Kala masa jabatan sebagai Ketua Umum Forum Cendekiawan Hindu Indonesia (FCHI) berakhir setelah dua kali menjabat (1991-1995, 1995-1999), rasa gundah itu kembali menguasai pikirannya. “Tiba-tiba saya merasa sudah membohongi banyak orang, bagaimana mungkin orang “berpendidikan rendah” harus memimpin dan menggerakkan roda organisasi para intelektual? (hlm. 374). Meski penulis memahami, cendekiawan tidak diukur dari pendidikan formalnya. Belenggu “status pendidikan” terlanjur menancap di jiwa seorang Putu Setia.

Demikian pula saat berlangsung ritual penobatan pendeta. Pidato Ketua Parisada Dharma Provinsi Bali, I Gusti Ngurah Sudiana saat penyambutan pendeta baru membuat penulis gamang tak karuan. Pidato panjang itu mengulas tentang maraknya pendeta yang lahir dari kalangan sarjana, S2, S3, hingga profesor. “Ingin rasanya saya mengambil mic yang dipakai berpidato itu, dan saya umumkan kepada hadirin bahwa pendeta yang lahir nanti adalah pendeta yang tak punya ijasah SMA , pendeta yang hanya lulusan SMP.” (hlm. 381).

Bagi Putu Setia, tekad menunaikan “utang” keluarga memang sudah begitu bulat. Karir sukses dan nasib baik diyakini buah dari kesediaan penulis menunaikan kewajiban keluarga sebagai pemangku. Tidak tanggung-tanggung, tidak hanya menjadi pemangku, penulis sekaligus hendak menjadi pendeta: gelar keagamaan tertinggi dalam umat Hindu!

Bagaimana mungkin seseorang yang tidak lulus sekolah menengah atas bisa menyandang gelar pendeta? Inilah pencapaian tertinggi dalam hidup Ida Pandita Mpu Jaya Prema (nama Putu Setia setelah dinobatkan jadi pendeta). Sebuah lakon panjang tentang keyakinan dan keberuntungan. Benar bila Goenawan Mohamad dalam pengantar menganggap buku ini merupakan sebuah ucapan rasa syukur dan sekaligus rasa berutang—dan penanggungan jawab mengapa itu perlu.

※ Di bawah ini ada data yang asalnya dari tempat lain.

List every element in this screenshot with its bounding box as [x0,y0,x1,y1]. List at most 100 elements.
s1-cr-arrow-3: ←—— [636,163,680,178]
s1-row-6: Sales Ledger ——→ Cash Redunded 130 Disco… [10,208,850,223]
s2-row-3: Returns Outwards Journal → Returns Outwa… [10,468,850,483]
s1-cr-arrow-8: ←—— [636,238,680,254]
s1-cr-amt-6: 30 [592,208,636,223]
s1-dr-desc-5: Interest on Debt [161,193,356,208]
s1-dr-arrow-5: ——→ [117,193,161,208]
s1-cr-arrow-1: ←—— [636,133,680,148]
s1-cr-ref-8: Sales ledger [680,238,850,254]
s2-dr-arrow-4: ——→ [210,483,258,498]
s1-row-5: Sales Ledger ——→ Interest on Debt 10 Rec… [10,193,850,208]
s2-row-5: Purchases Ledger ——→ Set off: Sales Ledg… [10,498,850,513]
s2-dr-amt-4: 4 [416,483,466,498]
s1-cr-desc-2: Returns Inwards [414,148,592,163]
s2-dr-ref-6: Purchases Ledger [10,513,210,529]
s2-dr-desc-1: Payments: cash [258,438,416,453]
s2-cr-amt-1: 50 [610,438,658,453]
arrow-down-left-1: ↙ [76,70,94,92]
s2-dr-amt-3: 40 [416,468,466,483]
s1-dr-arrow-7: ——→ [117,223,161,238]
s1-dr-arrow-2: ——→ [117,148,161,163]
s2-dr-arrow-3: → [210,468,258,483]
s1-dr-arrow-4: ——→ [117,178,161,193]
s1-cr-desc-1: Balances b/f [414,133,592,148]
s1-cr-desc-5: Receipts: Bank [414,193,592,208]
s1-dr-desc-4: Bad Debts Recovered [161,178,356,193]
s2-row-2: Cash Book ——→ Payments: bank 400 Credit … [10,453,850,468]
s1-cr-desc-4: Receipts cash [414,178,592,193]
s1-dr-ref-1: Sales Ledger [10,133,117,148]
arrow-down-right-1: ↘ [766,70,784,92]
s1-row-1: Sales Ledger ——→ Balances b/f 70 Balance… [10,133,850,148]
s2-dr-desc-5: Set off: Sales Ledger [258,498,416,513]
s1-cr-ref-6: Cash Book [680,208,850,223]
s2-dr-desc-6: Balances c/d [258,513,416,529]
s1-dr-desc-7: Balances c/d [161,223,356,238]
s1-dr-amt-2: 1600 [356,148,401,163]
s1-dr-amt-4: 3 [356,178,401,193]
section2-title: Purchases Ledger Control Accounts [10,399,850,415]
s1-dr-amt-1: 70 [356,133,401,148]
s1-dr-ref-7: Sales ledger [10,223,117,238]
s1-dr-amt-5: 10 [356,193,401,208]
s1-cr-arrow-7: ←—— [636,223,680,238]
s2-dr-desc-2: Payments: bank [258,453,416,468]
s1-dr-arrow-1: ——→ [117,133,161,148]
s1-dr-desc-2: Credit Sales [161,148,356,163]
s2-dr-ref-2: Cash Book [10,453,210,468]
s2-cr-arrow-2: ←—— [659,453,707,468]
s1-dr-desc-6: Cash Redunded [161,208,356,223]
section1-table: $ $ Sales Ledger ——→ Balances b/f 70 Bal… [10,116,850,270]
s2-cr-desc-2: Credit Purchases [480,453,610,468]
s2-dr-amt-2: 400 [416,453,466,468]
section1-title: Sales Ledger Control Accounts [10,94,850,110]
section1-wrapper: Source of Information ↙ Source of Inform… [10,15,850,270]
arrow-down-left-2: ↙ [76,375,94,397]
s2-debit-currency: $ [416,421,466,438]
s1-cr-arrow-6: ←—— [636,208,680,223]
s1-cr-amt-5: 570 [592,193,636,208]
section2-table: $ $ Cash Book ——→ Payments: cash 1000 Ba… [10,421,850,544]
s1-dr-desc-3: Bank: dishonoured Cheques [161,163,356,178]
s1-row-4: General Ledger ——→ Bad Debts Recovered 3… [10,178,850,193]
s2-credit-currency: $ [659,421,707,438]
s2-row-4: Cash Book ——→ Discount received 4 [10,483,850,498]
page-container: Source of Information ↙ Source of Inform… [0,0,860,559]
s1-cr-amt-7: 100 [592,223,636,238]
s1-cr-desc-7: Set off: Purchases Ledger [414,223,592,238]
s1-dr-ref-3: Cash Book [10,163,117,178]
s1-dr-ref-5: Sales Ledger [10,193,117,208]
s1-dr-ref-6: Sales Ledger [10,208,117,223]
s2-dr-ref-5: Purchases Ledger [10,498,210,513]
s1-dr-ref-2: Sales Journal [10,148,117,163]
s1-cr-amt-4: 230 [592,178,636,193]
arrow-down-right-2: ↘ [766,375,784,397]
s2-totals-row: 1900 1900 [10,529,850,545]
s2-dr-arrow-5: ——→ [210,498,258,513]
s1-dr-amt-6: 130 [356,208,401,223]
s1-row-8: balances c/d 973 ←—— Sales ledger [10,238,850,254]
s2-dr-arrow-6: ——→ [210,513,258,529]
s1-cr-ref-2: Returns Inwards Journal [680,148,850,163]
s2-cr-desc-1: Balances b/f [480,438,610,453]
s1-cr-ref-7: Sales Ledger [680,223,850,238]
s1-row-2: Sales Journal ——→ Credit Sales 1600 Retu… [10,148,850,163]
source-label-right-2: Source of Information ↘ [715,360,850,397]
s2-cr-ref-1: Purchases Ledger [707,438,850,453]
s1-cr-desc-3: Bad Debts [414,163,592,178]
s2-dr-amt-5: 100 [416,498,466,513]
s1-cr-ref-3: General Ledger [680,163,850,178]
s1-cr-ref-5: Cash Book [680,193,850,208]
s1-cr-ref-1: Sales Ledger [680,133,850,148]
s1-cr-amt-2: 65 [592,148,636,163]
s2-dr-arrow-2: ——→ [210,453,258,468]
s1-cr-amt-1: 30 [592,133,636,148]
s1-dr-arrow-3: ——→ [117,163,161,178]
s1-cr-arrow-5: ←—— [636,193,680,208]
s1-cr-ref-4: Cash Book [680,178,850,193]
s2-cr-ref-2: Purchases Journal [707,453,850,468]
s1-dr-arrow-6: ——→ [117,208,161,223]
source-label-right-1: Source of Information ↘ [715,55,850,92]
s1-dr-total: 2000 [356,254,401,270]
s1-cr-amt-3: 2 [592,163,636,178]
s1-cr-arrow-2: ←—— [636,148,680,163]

Kemampuan penulis dalam mendeskripsikan kisahnya tak perlu diragukan. Namun, bagi pembaca yang mengikuti tulisannya di koran, buku ini terasa jauh dari kesan eksentrik. Cita rasa humor memang masih bisa pembaca rasakan. Hanya saja, dalam merespons setiap momen-momen hidupnya, tidak ada taburan kata penuh kritik ataupun satire tajam yang biasa penulis ungkapkan dalam setiap tulisannya.  Buku ini hanya sebuah “penanggungan jawab” dan ungkapan kebersyukuran penulis atas hidup yang penuh keberuntungan. Lain, tidak.